La comtesse que vous avez vue à Biarritz a un érysipèle sur la figure. Vous savez qu'elle ne l'a pas médiocrement large, jugez ce que ce doit être à présent. Il n'y a pas de potiron qui l'égale.
L'agitation des prochaines élections est grande en ce moment et on ne parle plus d'autre chose. Comme vous faites fi de la politique espagnole, je vous régalerai d'un cancan qui pourra vous intéresser.

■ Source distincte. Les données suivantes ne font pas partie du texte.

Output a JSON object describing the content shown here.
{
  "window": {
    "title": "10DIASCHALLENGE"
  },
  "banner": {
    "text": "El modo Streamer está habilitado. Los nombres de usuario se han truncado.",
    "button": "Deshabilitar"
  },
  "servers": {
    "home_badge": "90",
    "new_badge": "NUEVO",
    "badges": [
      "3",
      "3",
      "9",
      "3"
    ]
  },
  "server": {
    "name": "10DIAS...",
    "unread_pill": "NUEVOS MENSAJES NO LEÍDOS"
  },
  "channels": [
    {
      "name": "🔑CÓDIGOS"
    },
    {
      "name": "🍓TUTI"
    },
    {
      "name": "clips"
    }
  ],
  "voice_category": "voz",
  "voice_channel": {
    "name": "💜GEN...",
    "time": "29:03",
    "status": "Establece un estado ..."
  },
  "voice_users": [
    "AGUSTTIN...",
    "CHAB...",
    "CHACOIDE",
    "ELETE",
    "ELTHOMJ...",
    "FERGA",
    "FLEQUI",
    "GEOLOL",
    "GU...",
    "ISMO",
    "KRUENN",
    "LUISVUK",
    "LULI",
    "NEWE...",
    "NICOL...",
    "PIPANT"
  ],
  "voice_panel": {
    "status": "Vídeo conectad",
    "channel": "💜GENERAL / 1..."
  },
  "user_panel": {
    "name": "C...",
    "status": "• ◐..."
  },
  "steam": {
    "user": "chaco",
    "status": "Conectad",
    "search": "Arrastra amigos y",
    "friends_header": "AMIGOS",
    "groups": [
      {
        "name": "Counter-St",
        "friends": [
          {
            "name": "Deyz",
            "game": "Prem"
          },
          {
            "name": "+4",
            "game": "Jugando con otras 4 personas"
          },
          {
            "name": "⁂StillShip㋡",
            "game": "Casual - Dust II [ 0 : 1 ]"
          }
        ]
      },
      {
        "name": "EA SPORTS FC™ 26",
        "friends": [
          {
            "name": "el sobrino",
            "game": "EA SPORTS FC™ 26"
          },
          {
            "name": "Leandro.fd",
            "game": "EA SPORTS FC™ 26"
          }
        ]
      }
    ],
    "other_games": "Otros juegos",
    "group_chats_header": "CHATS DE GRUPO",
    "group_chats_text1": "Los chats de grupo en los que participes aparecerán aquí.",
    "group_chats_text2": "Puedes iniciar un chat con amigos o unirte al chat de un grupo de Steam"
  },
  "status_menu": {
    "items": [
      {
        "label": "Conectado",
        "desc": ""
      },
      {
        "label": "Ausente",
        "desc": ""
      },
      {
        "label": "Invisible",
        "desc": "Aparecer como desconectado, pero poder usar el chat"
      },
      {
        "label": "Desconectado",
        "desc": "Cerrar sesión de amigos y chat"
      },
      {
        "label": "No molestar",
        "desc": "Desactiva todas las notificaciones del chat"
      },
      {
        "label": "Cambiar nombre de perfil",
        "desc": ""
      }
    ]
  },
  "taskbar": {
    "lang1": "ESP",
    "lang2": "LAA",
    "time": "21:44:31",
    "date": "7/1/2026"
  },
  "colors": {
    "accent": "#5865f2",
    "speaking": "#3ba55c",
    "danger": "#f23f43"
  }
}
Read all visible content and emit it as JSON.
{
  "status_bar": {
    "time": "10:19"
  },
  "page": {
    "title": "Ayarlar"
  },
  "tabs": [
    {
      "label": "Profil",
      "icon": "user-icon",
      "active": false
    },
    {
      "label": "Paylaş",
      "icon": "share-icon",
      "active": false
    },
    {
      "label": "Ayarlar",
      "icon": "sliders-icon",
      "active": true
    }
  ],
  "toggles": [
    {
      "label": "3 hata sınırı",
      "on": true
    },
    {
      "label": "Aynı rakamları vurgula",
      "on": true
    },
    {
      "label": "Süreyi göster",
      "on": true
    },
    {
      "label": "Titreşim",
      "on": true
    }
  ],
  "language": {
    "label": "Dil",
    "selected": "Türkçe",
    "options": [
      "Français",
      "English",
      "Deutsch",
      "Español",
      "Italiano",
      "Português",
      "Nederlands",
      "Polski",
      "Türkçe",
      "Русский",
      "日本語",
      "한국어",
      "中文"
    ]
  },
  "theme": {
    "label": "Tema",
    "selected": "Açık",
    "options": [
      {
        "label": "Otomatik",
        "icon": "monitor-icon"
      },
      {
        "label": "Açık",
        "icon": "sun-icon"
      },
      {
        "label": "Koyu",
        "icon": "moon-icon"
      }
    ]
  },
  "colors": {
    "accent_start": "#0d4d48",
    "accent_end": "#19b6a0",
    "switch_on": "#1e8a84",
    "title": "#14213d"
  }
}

Il y a ici un Anglais, sir C…, lequel a pris pour femme une miss ***. Il paraît que, soit à cause de la différence d'âge (il est vieux et elle jeune), soit à cause d'une grande inégalité de proportions, le mariage n'a point été consommé, ou l'a été imparfaitement. Il y a quelque temps pourtant que lady C… s'excusait de ne pas aller à un bal sur une fausse couche. Quoi qu'il en soit, elle est devenue amoureuse du duc de F… et elle a demandé le divorce pour cause d'impuissance de son mari. Sur ce point, quelques filles de Madrid donnaient des renseignements pas trop désavantageux. Mais sir C… a plaidé guilty et le mariage a été cassé, et sa femme, avec un certificat de virginité, vient d'épouser le duc de F… On l'annonce à Madrid, et on se demande si on la recevra dans le monde. Mais ce n'est pas la fin de l'aventure. Le duc de F… s'est brouillé avec sa sœur, une petite bossue très spirituelle qui est duchesse d'U… Ils sont en procès pour des majorats et des titres. Or la duchesse d'U… a découvert que son frère était né avant le mariage de sa mère avec le dernier duc de F… Il est né en France et son acte de naissance, d'après les registres de l'état civil à Paris, constate le fait. Pour hériter de son père, il a produit un acte signé d'un curé, un extrait de baptême qui lui donne plusieurs années de moins qu'il n'en a en réalité. En Espagne, l'acte religieux suffit ; mais vous savez qu'il n'en est pas de même en France, depuis qu'on a retiré au clergé le soin de constater l'état civil des chrétiens. Vous voyez qu'un assez joli procès se prépare d'où il pourra bien résulter que miss *** perdra sa virginité, mais ne sera plus duchesse, grand malheur pour elle, dit-on, surtout parce qu'avec le duché s'envole une fortune très considérable.
J'ai eu des nouvelles de Saint-Cloud meilleures que celles que je vous donnais. D'esprit et de corps, on va mieux. J'ai eu quelque inquiétude pendant un moment. A présent, tout est assez bien. Ici, on est très contraire au traité du 15 septembre. On a quelque envie de vouloir garder le saint-père. Mais il y a la question d'argent qui refroidit le zèle religieux comme en tout pays.
Adieu, mon cher Panizzi ; je pense quitter Madrid pour la Provence vers le 10 novembre.
XXIX
Madrid, 12 novembre 1864.
Mon cher Panizzi,
Vous m'inquiétez avec votre abstinence de pain et de végétaux farineux, et je ne comprends pas trop ce genre de traitement. Auriez-vous quelques symptômes diabétiques? C'est aujourd'hui la grande mode, et nos médecins en trouvent partout. Je connais une foule de gens qui se portent à merveille et qu'on tourmente avec un régime. Ce qui vous guérirait plus que toutes les drogues, ce serait un repos un peu prolongé dans un pays moins froid et moins humide que celui que vous habitez. Le British Museum ne pourrait-il se passer de vous pendant trois ou quatre mois? Réfléchissez mûrement là-dessus et pensez que « le moule du pourpoint », comme dit Rabelais, est chose importante et qu'il faut s'en occuper.
Quoi qu'il en soit des tendresses de sir C…, il va partir pour Londres. Son ex-femme arrive aujourd'hui à Madrid. Hier, l'infant don Henrique a été mis dans un chemin de fer et dirigé vers les Canaries. Il paraît qu'il a écrit à la reine des impertinences sur sa politique. Il a ensuite demandé pardon, mais on l'a envoyé promener. Vous savez peut-être que c'était un des candidats à la main de la princesse votre amie.